This is different from my experience, when working on Java projects with a few thousand source files and about 1 million SLoC.

  Eclipse - had some problems with the autocomplete being slow to open, IDE was overall unresponsive and used around 2 GB of RAM
  NetBeans - the cache folder filled up weirdly quickly (though that was NetBeans 8.2 not the new Apache NetBeans), but the IDE worked fine with around 1.5 GB of RAM usage
  JetBrains - project was slow to open (+while indexing), but the IDE performs okay with 0.5 - 1 GB of RAM usage (though more needed when running/debugging)
Currently i have a computer with 24 GB of RAM and an 8 core CPU, both of those seem sufficient but in my experience the IDE isn't the main thing consuming memory, it's actually all the services you might want to launch through it (if you need breakpoints across multiple ones).

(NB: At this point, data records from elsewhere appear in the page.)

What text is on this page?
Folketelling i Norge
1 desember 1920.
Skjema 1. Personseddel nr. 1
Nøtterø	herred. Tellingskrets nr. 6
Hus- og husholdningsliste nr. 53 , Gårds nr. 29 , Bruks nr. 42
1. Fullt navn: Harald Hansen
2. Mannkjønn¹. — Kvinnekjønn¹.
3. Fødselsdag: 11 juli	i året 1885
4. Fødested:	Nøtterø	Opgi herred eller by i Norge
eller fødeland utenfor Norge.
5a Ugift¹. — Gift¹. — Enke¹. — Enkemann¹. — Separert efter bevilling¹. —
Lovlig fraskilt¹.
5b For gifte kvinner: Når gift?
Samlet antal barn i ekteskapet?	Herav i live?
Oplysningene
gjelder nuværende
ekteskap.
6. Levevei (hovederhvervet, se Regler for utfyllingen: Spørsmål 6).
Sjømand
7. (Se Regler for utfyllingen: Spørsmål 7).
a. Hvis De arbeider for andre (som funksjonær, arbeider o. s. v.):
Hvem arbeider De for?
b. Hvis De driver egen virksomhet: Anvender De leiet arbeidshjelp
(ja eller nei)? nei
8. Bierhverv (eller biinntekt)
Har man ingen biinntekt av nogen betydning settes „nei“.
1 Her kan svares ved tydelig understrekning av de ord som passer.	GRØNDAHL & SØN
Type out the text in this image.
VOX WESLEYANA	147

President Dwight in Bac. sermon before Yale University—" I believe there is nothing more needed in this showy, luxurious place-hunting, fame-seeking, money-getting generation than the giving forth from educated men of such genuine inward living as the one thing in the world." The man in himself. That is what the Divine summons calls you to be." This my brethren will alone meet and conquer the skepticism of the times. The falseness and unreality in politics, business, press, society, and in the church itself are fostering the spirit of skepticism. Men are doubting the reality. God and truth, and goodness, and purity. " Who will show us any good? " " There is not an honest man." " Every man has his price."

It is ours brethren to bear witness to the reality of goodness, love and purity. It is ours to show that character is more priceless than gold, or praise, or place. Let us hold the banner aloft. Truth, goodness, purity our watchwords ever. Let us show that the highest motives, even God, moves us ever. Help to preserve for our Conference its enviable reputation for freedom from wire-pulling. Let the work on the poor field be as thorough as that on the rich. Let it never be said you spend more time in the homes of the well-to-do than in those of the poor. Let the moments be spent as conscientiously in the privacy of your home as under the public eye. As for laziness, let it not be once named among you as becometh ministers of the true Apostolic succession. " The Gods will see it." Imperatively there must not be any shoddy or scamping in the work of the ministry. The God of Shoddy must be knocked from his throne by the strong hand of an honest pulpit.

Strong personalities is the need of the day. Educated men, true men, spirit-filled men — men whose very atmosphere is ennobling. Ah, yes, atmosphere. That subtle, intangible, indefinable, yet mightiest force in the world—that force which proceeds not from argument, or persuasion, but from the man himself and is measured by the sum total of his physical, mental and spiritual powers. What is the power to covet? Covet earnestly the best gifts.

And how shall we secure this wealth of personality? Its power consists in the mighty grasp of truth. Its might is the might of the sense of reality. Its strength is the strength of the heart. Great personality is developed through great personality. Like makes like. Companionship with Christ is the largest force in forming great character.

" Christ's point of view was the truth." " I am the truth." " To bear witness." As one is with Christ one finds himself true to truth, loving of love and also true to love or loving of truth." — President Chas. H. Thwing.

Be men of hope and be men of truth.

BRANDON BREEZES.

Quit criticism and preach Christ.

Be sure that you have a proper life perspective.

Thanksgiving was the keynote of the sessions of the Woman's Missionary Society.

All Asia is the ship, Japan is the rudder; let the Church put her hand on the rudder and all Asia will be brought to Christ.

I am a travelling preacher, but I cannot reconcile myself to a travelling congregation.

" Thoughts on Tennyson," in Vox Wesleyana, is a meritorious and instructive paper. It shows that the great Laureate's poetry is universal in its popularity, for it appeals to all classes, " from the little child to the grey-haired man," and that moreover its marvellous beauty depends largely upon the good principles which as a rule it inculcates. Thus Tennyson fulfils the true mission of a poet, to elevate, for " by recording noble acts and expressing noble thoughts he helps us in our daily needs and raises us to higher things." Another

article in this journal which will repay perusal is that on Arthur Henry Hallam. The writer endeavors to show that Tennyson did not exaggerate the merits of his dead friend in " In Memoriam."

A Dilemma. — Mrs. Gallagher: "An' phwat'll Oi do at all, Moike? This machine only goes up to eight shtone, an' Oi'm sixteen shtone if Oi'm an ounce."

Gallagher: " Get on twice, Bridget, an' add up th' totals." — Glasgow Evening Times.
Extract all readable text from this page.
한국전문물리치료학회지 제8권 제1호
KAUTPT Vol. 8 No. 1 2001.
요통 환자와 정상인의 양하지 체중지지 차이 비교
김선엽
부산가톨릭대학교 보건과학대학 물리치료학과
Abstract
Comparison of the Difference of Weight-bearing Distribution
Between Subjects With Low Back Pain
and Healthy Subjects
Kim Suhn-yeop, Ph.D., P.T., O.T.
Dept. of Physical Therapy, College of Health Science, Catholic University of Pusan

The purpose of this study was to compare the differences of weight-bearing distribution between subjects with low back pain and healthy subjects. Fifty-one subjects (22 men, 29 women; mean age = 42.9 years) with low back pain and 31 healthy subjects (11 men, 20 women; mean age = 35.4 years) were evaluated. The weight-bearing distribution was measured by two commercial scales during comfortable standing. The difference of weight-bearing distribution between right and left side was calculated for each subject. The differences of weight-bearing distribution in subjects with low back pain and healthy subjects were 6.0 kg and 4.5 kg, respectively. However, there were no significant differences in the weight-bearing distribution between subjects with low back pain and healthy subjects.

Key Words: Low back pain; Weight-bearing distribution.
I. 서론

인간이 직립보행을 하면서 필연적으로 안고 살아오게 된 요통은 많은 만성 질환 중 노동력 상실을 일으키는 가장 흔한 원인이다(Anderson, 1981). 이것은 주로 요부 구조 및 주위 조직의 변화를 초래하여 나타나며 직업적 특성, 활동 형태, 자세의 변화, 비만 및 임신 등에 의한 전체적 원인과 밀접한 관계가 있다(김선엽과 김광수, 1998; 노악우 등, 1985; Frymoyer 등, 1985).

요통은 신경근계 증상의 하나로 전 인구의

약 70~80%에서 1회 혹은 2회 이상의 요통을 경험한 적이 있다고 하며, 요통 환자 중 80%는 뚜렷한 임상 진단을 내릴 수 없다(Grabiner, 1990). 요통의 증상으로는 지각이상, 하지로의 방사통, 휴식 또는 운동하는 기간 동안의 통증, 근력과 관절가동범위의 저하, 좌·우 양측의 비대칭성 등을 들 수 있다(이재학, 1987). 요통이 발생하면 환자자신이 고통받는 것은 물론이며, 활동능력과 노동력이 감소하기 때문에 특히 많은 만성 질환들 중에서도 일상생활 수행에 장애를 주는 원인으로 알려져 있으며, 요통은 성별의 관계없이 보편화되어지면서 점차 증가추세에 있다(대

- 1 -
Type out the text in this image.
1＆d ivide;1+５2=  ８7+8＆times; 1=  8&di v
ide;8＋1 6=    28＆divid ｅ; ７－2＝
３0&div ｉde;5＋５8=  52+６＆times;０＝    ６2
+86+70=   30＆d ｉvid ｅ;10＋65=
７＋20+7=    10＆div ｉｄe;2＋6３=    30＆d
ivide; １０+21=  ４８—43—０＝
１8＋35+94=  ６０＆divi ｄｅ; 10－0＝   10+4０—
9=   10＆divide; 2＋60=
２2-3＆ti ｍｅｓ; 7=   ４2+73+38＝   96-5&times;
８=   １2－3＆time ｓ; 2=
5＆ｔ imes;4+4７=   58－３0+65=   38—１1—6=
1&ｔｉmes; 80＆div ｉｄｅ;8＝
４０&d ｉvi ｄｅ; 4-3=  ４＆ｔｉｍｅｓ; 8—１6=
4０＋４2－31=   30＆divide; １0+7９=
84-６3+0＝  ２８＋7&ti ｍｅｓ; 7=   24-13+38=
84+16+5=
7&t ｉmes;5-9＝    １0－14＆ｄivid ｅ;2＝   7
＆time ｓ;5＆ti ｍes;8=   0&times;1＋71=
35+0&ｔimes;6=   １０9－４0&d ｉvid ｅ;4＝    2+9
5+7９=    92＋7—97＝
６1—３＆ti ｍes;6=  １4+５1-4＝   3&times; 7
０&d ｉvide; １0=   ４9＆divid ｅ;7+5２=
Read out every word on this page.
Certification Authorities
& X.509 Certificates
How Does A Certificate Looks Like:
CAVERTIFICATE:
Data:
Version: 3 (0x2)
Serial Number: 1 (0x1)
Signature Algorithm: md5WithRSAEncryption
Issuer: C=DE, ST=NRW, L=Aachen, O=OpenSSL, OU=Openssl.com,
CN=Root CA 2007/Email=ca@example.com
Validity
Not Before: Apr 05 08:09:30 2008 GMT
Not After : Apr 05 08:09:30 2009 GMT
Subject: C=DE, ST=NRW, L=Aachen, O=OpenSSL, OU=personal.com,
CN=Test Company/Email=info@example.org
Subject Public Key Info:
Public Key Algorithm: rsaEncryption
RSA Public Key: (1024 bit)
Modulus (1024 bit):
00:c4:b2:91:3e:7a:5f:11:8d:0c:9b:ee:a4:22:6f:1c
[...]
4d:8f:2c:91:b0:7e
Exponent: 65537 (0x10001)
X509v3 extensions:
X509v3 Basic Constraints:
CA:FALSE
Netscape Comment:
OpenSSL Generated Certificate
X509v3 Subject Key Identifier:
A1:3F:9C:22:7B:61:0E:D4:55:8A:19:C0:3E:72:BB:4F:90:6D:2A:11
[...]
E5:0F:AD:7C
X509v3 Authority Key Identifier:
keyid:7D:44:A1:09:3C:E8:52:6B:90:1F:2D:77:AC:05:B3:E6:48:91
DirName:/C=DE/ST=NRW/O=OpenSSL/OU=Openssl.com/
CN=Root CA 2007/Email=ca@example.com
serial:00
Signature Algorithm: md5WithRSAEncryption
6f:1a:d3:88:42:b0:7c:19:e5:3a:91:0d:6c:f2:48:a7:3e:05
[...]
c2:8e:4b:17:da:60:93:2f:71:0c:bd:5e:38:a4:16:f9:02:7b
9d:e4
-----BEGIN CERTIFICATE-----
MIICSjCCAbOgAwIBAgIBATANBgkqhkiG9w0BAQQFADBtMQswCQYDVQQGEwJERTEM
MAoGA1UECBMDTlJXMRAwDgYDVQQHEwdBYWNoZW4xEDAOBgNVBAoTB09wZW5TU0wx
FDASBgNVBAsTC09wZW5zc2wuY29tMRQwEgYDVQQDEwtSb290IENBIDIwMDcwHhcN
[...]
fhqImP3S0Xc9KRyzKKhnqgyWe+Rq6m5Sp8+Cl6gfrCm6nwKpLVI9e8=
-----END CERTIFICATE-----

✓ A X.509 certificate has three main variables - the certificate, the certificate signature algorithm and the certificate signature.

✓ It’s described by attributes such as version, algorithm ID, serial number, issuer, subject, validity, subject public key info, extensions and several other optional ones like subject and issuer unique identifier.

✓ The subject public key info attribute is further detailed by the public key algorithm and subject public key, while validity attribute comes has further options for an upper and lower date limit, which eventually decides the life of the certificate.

Of course, this would become more of an issue if you have something like 4 or 8 GB of RAM available.

Disclaimer: this is anecdotal data and i may be wrong in regards to latest versions of the IDEs, since i only use JetBrains products nowadays.

2 comments

> JetBrains - project was slow to open (+while indexing), but the IDE performs okay with 0.5 - 1 GB of RAM usage (though more needed when running/debugging)

Just to be specific: Is this your experience just running the IDE at default settings, or did you increase the JVM heap size for it and had no effect? If you run it at default settings, the memory footprint will stay <1GB, because that's all it's allowed to use.

My experience on this is that it's a great idea to bump the memory size to 4GB. I have not done any benchmarks on it, but it feels much faster in regular use.

I bumped the limit up to 2 GB, which is where i've left it for IntelliJ IDEA.

When the IDE is mostly idle (with 10-20 opened source files), it generally uses around 0.5 GB of RAM.

When i'm writing code, using autocomplete, reading documentation, running Maven actions, using the suggestions functionality (basically IntelliSense + some plugins), using refactoring functionality etc., then the memory usage can be bumped up to 1 GB.

When the code is running, the memory usage can get closer to the 2 GB limit, when using debugger functionality, recompiling classes on the fly and so on.

Personally, i haven't bumped the limit up higher, because i still need the memory for the actual Java processes of the services that i launch, since under normal circumstances i need at least 16 GB of RAM for all of the services to even run properly (but that may as well be a project related issue, since scheduled processes and a number of other optional things run locally, nor are all of them configured with Xmx and other parameters), though that's less relevant to the actual IDE performance (since i have swap turned off and it doesn't have an impact).

It's also terrible to overdo it. Had a coworker having issues with 4GB on a project and he bumped it to 16GB (on a 32GB MBP) which resulted in epicly long GC pauses.
If you know anything about java you'd know that it has max heap settings that are a command line option. Pretty much all java command line options, GC ergonomics incl are there. I have been using eclipse with an increased heap (and over tuned) since 2006 - modify eclipse.ini
This would matter if one of them had the limit that's much smaller than the others, which would lead to aggressive GC, which wasn't the case.

When working on the same project of a known size and using similar IDE functionality, different IDEs still had noticeably different performance characteristics (i implore you to try the same, especially with the same Xms and Xmx values set).

That simply leads me to believe that each IDE implements things differently, for example:

  - JetBrains have separate IDEs for separate languages (IntelliJ IDEA for Java, Rider for .NET, PhpStorm for PHP etc.)
  - NetBeans allows lazily loading support for different languages/frameworks/tools
  - Eclipse is generally viewed as a bunch of interconnected libraries/frameworks (JDT for Java, PDT for PHP etc.)
That's just one example of the architectural differences (which may impact which functionality is loaded when and how efficiently the memory is used), though it stands to reason that it's perfectly normal to observe them to act differently from one another, even in controlled circumstances, like the above.